Girl Ultra lives in a reality in which romance is not found wading through the tepid bowels of Hinge; instead, it lies in shy glances and accidental brushes of skin. Her world is one of mulberry-colored lipstick and languidly waiting for the phone to ring and damp clubs where bangs stick to foreheads. It’s exactly the type of world that I want to live in.
At this point in time, defining the genre of music made by Mariana de Miguel — the Mexico City songstress who goes by Girl Ultra — is a difficult feat.
When I first started listening to her music nearly five years ago, she was releasing wistful R&B. Her voice, sweet and airy, wrapped around dreamy chord progressions, bouncy plucks of bass guitar and steady drum patterns, delivered the most delectable bittersweet ballads.
“At dawn / I lean out the window / feeling the moon’s glow on my face / your memory keeping me awake,” she sings in Spanish, far more poetic than its English translation in “Llama,” a song from her first album, “Adiós.”
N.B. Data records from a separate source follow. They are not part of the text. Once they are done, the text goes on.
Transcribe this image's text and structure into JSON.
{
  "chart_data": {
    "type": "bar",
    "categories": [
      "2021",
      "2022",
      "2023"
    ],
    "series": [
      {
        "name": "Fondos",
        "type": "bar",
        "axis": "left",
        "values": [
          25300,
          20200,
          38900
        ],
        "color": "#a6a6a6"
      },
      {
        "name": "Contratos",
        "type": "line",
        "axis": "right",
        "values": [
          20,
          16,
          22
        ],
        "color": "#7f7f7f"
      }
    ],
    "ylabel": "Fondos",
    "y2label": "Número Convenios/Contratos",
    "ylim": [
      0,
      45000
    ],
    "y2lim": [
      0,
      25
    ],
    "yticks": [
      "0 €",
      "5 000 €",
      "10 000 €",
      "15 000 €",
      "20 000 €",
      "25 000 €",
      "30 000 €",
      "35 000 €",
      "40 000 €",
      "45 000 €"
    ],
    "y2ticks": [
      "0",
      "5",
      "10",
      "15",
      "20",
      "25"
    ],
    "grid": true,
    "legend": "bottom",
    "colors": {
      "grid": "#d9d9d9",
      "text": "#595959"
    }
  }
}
In her 2022 EP, “El Sur,” things start to get a bit grittier. With her heavy charcoal eye makeup, tattered pirate-like skirts and the red string braided haphazardly into her hair, Girl Ultra transforms herself into the rockstar that once lay dormant beneath layers of softness in her previous releases.
“Punk,” a single off the EP, is the perfect choice for her rebellious revamp. The song, a collaboration with indie rock band Little Jesus, is a cover of Gwen Stefani’s “Bubble Pop Electric” with different Spanish lyrics, and it is perhaps a tad more melodic. Its frantic electric guitar strumming and fast drumming inject a new type of energy into her sound. This energy reverberates in the high BPMs of the various house tracks that are sprinkled throughout the EP — a nod to her early days as a DJ in Mexico City.
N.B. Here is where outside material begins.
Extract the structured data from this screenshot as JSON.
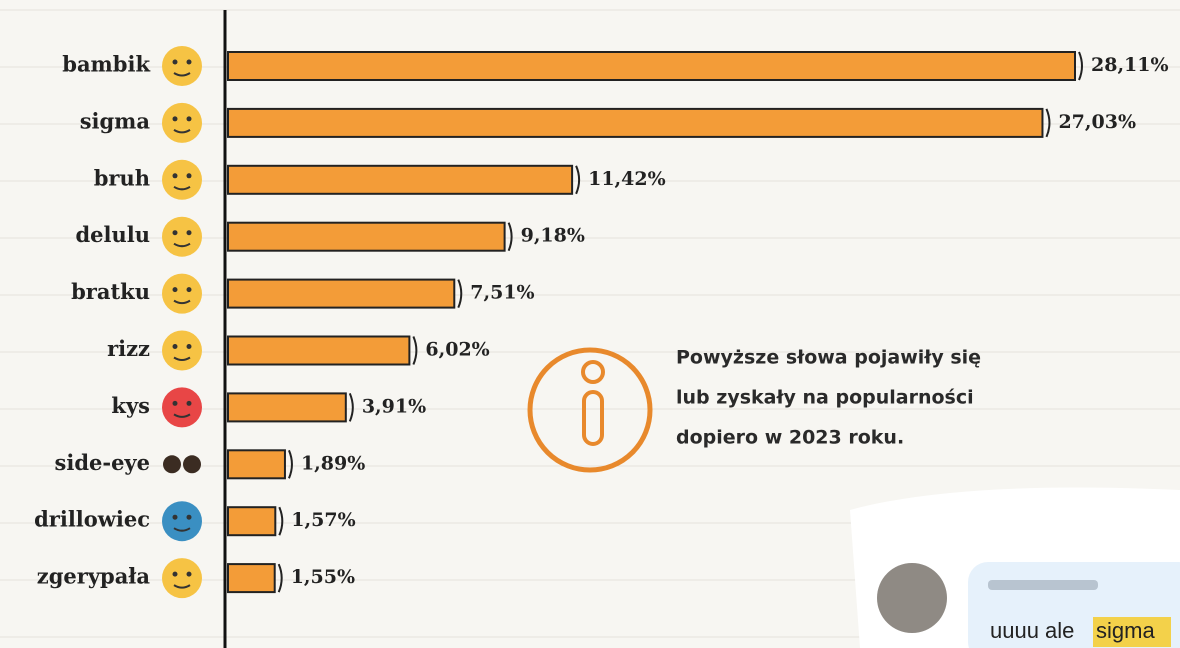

The Girl Ultra of “El Sur” is not as pensive and nostalgic. She’s hedonistic and free.
“I wasn’t born to fall in love,” she insists in “Amores de droga.”
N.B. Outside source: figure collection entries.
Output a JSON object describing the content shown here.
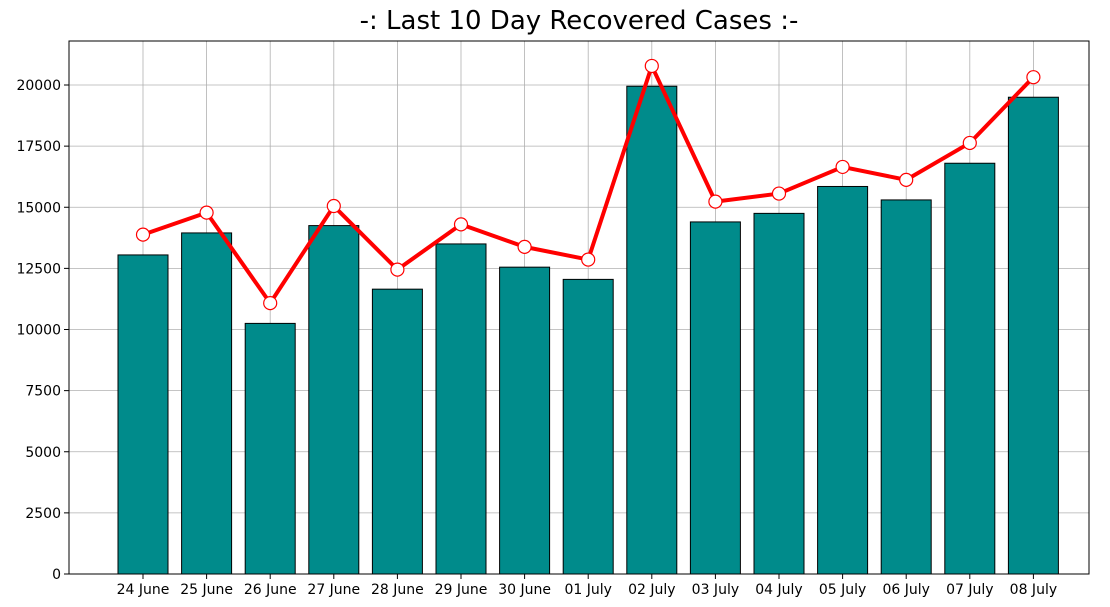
{
  "chart_data": {
    "type": "bar",
    "title": "-: Last 10 Day Recovered Cases :-",
    "xlabel": "",
    "ylabel": "",
    "categories": [
      "24 June",
      "25 June",
      "26 June",
      "27 June",
      "28 June",
      "29 June",
      "30 June",
      "01 July",
      "02 July",
      "03 July",
      "04 July",
      "05 July",
      "06 July",
      "07 July",
      "08 July"
    ],
    "series": [
      {
        "type": "bar",
        "values": [
          13050,
          13950,
          10250,
          14250,
          11650,
          13500,
          12550,
          12050,
          19950,
          14400,
          14750,
          15850,
          15300,
          16800,
          19500
        ],
        "color": "#008b8b",
        "edge_color": "#000000"
      },
      {
        "type": "line",
        "values": [
          13880,
          14780,
          11080,
          15050,
          12450,
          14300,
          13380,
          12860,
          20780,
          15230,
          15560,
          16650,
          16120,
          17630,
          20320
        ],
        "color": "#ff0000",
        "marker": "circle",
        "marker_face": "#ffffff"
      }
    ],
    "ylim": [
      0,
      21800
    ],
    "yticks": [
      0,
      2500,
      5000,
      7500,
      10000,
      12500,
      15000,
      17500,
      20000
    ],
    "grid": true
  }
}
“You and me / what’s the worst thing that could happen? / We get high, touch the sky,” she teases in the song “BOMBAY.”
This summer, she graced us with “blush,” a coquettish 7-track EP that feels like an open invitation to a house party. Propelled by its jungle beat, the second track of the EP is the most perfect little club track — the kind of club that is dark, underground and full of Girl Ultra’s fashionable friends. It’s the type of song that reminds us that being a girl can be fun and low-stakes sometimes. “bruce willisss,” another gem, creatively combines an indie rock guitar loop with the “untz untz” and booming bass of house music.
What is most impressive to me is that as Girl Ultra’s sound has evolved, spanning across genres and themes, her music has stayed consistently addictive, proving just how versatile she is as an artist.
In some ways, Girl Ultra has received her flowers. She’s scored interviews in papers like the Los Angeles Times. She’s frequently included on Spotify playlists. She even secured her own Tiny Desk Concert last year. And yet she stays relatively distant from the mainstream, in the comfortable cradle of her fanbase, with most of her listeners in Mexico City, according to Spotify.
I’ve been lucky enough to see Girl Ultra perform twice now, having made the pilgrimage to Cornerstone in Berkeley with a couple hundred other 20-somethings dressed in grungy black miniskirts and fishnets. Put simply, she is magical. As she swishes her hips, pressing the mic to her mouth, you can’t help but fall in love with everything about her: her silky voice, her honest lyrics and the romantic version of reality she offers her listeners.
Editor’s Note: This article is a review and includes subjective thoughts, opinions and critiques.